Una velocità resa possibile soprattutto dall’impiego massiccio dell’intelligenza artificiale, dai cosiddetti “gemelli digitali” (repliche virtuali di un veicolo o di un componente), dalle simulazioni virtuali e dall’utilizzo di piattaforme e componenti già esistenti. Una strategia che permette ai costruttori di aggiornare rapidamente la gamma e di rispondere con maggiore agilità alle richieste del mercato. Ma proprio questa corsa sta iniziando a preoccupare le autorità cinesi e gli stessi vertici dell’industria automobilistica.

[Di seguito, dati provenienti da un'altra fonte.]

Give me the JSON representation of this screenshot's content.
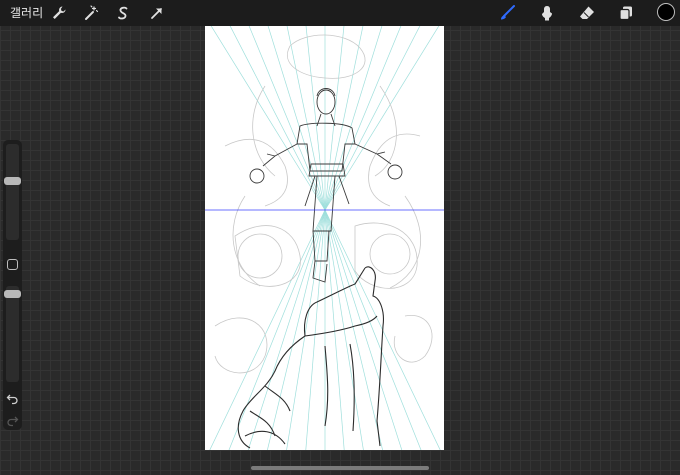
{
  "topbar": {
    "gallery_label": "갤러리",
    "left_tools": [
      "wrench-icon",
      "magic-wand-icon",
      "selection-icon",
      "transform-arrow-icon"
    ],
    "right_tools": [
      "brush-icon",
      "smudge-icon",
      "eraser-icon",
      "layers-icon"
    ],
    "active_tool": "brush",
    "accent_color": "#2f6bff",
    "current_color": "#000000"
  },
  "sidebar": {
    "brush_size_level": 0.62,
    "opacity_level": 0.05,
    "buttons": [
      "modify-square",
      "undo",
      "redo"
    ]
  },
  "canvas": {
    "guide_color": "#9fdfdc",
    "horizon_color": "#3a40ff",
    "sketch_color": "#2e2e2e"
  }
}
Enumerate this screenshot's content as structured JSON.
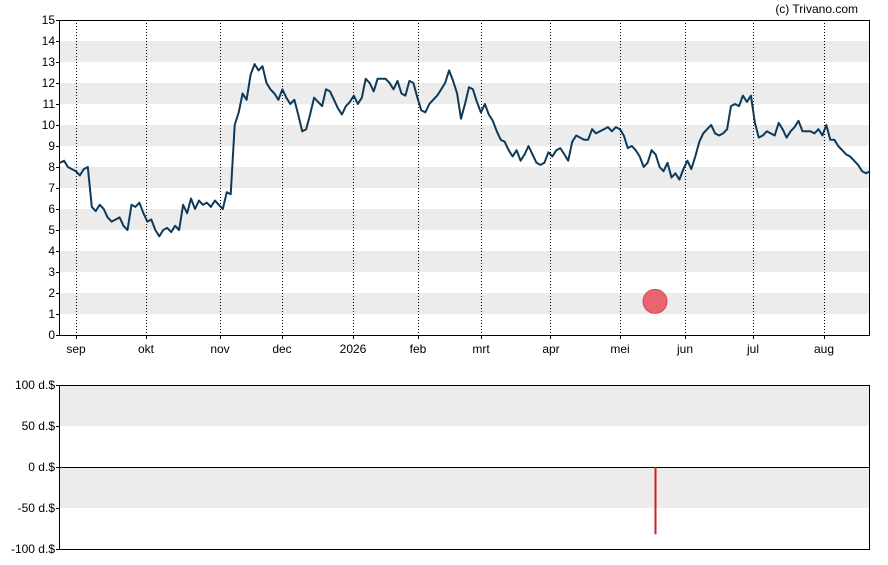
{
  "credit": "(c) Trivano.com",
  "colors": {
    "line": "#0e3a5a",
    "stripe": "#ececec",
    "marker": "#e8656f",
    "volume_bar": "#dd1a1a"
  },
  "chart_data": [
    {
      "type": "line",
      "title": "",
      "xlabel": "",
      "ylabel": "",
      "ylim": [
        0,
        15
      ],
      "y_ticks": [
        "0",
        "1",
        "2",
        "3",
        "4",
        "5",
        "6",
        "7",
        "8",
        "9",
        "10",
        "11",
        "12",
        "13",
        "14",
        "15"
      ],
      "x_ticks": [
        "sep",
        "okt",
        "nov",
        "dec",
        "2026",
        "feb",
        "mrt",
        "apr",
        "mei",
        "jun",
        "jul",
        "aug"
      ],
      "grid": "alternating horizontal stripes, dotted vertical lines at month starts",
      "series": [
        {
          "values": [
            8.2,
            8.3,
            8.0,
            7.9,
            7.8,
            7.6,
            7.9,
            8.0,
            6.1,
            5.9,
            6.2,
            6.0,
            5.6,
            5.4,
            5.5,
            5.6,
            5.2,
            5.0,
            6.2,
            6.1,
            6.3,
            5.8,
            5.4,
            5.5,
            5.0,
            4.7,
            5.0,
            5.1,
            4.9,
            5.2,
            5.0,
            6.2,
            5.8,
            6.5,
            6.0,
            6.4,
            6.2,
            6.3,
            6.1,
            6.4,
            6.2,
            6.0,
            6.8,
            6.7,
            10.0,
            10.6,
            11.5,
            11.2,
            12.4,
            12.9,
            12.6,
            12.8,
            12.0,
            11.7,
            11.5,
            11.2,
            11.7,
            11.3,
            11.0,
            11.2,
            10.5,
            9.7,
            9.8,
            10.5,
            11.3,
            11.1,
            10.9,
            11.7,
            11.6,
            11.2,
            10.8,
            10.5,
            10.9,
            11.1,
            11.4,
            11.0,
            11.3,
            12.2,
            12.0,
            11.6,
            12.2,
            12.2,
            12.2,
            12.0,
            11.7,
            12.1,
            11.5,
            11.4,
            12.1,
            12.0,
            11.3,
            10.7,
            10.6,
            11.0,
            11.2,
            11.4,
            11.7,
            12.0,
            12.6,
            12.1,
            11.5,
            10.3,
            11.0,
            11.8,
            11.7,
            11.1,
            10.6,
            11.0,
            10.5,
            10.2,
            9.7,
            9.3,
            9.2,
            8.8,
            8.5,
            8.8,
            8.3,
            8.6,
            9.0,
            8.6,
            8.2,
            8.1,
            8.2,
            8.7,
            8.5,
            8.8,
            8.9,
            8.6,
            8.3,
            9.2,
            9.5,
            9.4,
            9.3,
            9.3,
            9.8,
            9.6,
            9.7,
            9.8,
            9.9,
            9.7,
            9.9,
            9.8,
            9.5,
            8.9,
            9.0,
            8.8,
            8.5,
            8.0,
            8.2,
            8.8,
            8.6,
            8.0,
            7.8,
            8.2,
            7.5,
            7.7,
            7.4,
            7.9,
            8.3,
            7.9,
            8.5,
            9.2,
            9.6,
            9.8,
            10.0,
            9.6,
            9.5,
            9.6,
            9.8,
            10.9,
            11.0,
            10.9,
            11.4,
            11.1,
            11.4,
            10.1,
            9.4,
            9.5,
            9.7,
            9.6,
            9.5,
            10.1,
            9.8,
            9.4,
            9.7,
            9.9,
            10.2,
            9.7,
            9.7,
            9.7,
            9.6,
            9.8,
            9.5,
            10.0,
            9.3,
            9.3,
            9.0,
            8.8,
            8.6,
            8.5,
            8.3,
            8.1,
            7.8,
            7.7,
            7.8
          ],
          "color": "#0e3a5a"
        }
      ],
      "markers": [
        {
          "x": "mei",
          "y": 1.6
        }
      ]
    },
    {
      "type": "bar",
      "title": "",
      "ylim": [
        -100,
        100
      ],
      "y_ticks": [
        "100 d.$",
        "50 d.$",
        "0 d.$",
        "-50 d.$",
        "-100 d.$"
      ],
      "bars": [
        {
          "x": "mei",
          "value": -82
        }
      ]
    }
  ]
}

Il timore è che la riduzione dei tempi finisca per comprimere soprattutto le fasi di verifica fisica dell'auto. Dirigenti di colossi cinesi come la Geely, la Great Wall Motor e la Chery, oltre a esponenti dell’industria delle batterie come la CATL, hanno messo in guardia dai rischi di uno sviluppo eccessivamente rapido.
Se i test vengono sostituiti in misura crescente dalle simulazioni, alcuni problemi potrebbero emergere soltanto quando l’auto è già nelle mani dei clienti. Gli automobilisti rischierebbero quindi di trasformarsi involontariamente nei collaudatori finali delle vetture: un problema particolarmente delicato per componenti come batterie, sistemi elettronici e dispositivi di assistenza alla guida, dove un difetto può avere conseguenze non soltanto sulla qualità percepita, ma anche sulla sicurezza.

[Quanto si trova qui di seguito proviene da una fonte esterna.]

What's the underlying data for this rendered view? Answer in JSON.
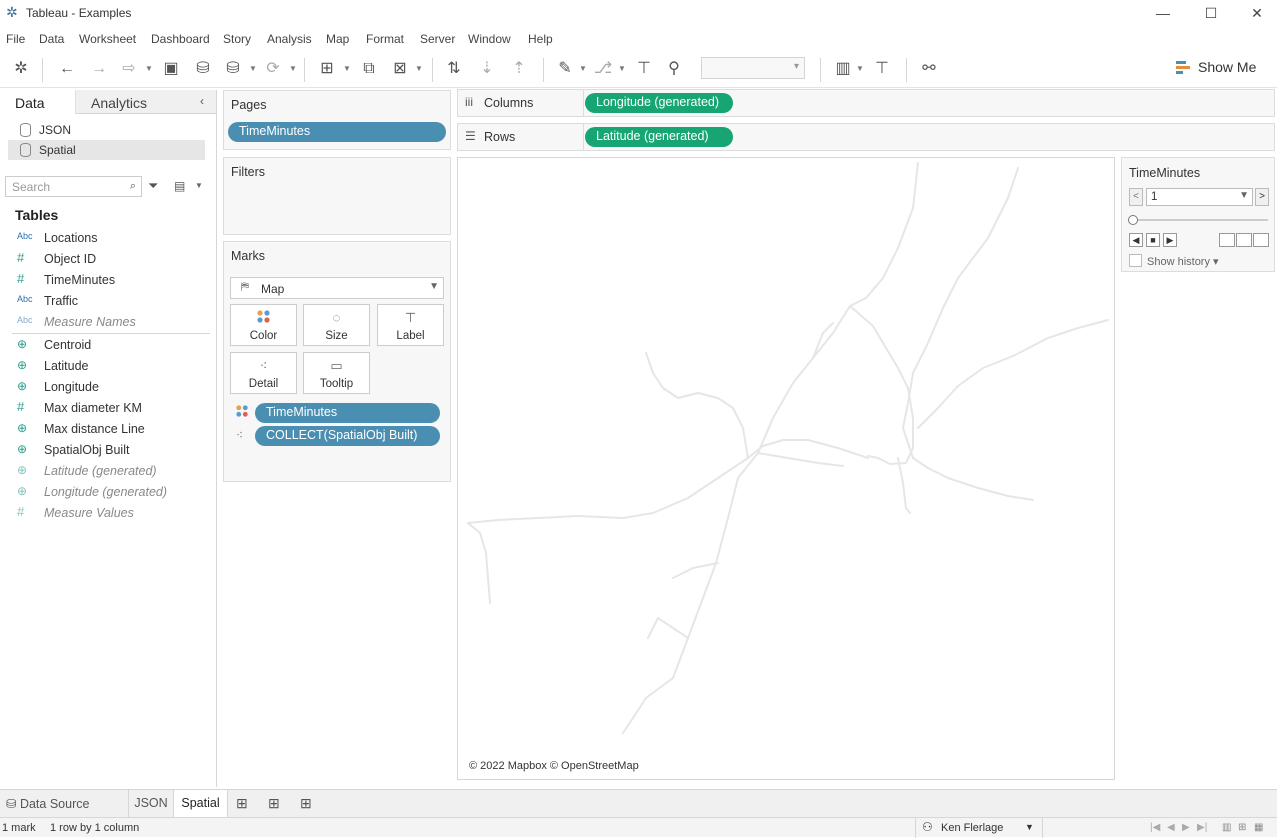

Il ministero cinese dell’Industria e della Tecnologia dell’Informazione (MIIT) ha quindi avviato una campagna di controlli annuale sulla qualità che comprende anche ispezioni a sorpresa negli stabilimenti dei costruttori. L’obiettivo è verificare che la ricerca della massima velocità nello sviluppo non stia avvenendo a scapito dell’affidabilità delle automobili.
Tra le misure allo studio c’è anche un intervento sui collaudi prima della commercializzazione, raddoppiando la percorrenza minima prevista per i test su strada fino a 30.000 km.

Se, come nel caso della Renault, anche i costruttori tradizionali stanno cercando di imitare i cinesi, permangono comunque dei paletti. Fracois Provost, ceo del Gruppo Renault, ha infatti dichiarato che c’è un limite che l’azienda da lui guidata non intende oltrepassare, affermando che due anni di sviluppo sono il minimo necessario per garantire la qualità.
Il manager ha spiegato che la Renault continua a puntare sui test reali, con milioni di chilometri percorsi in condizioni climatiche differenti, dall’inverno al caldo estremo, proprio per individuare i problemi che possono sfuggire alle simulazioni. E nonostante la pressione commerciale, la casa francese sostiene di non voler fare compromessi sulla qualità: se non c’è la certezza che l’auto sia pronta, non viene lanciata.
Lo stesso Provost ha però chiarito che i due anni non sono un valore assoluto. Per un modello completamente nuovo sviluppato su una nuova piattaforma, come la Twingo elettrica (foto qui sopra), servono circa due anni e mezzo, mentre per una derivata che può sfruttare una parte consistente del lavoro già fatto, come la nuova Dacia Spring (foto qui sotto), si può invece arrivare a soli 16 mesi.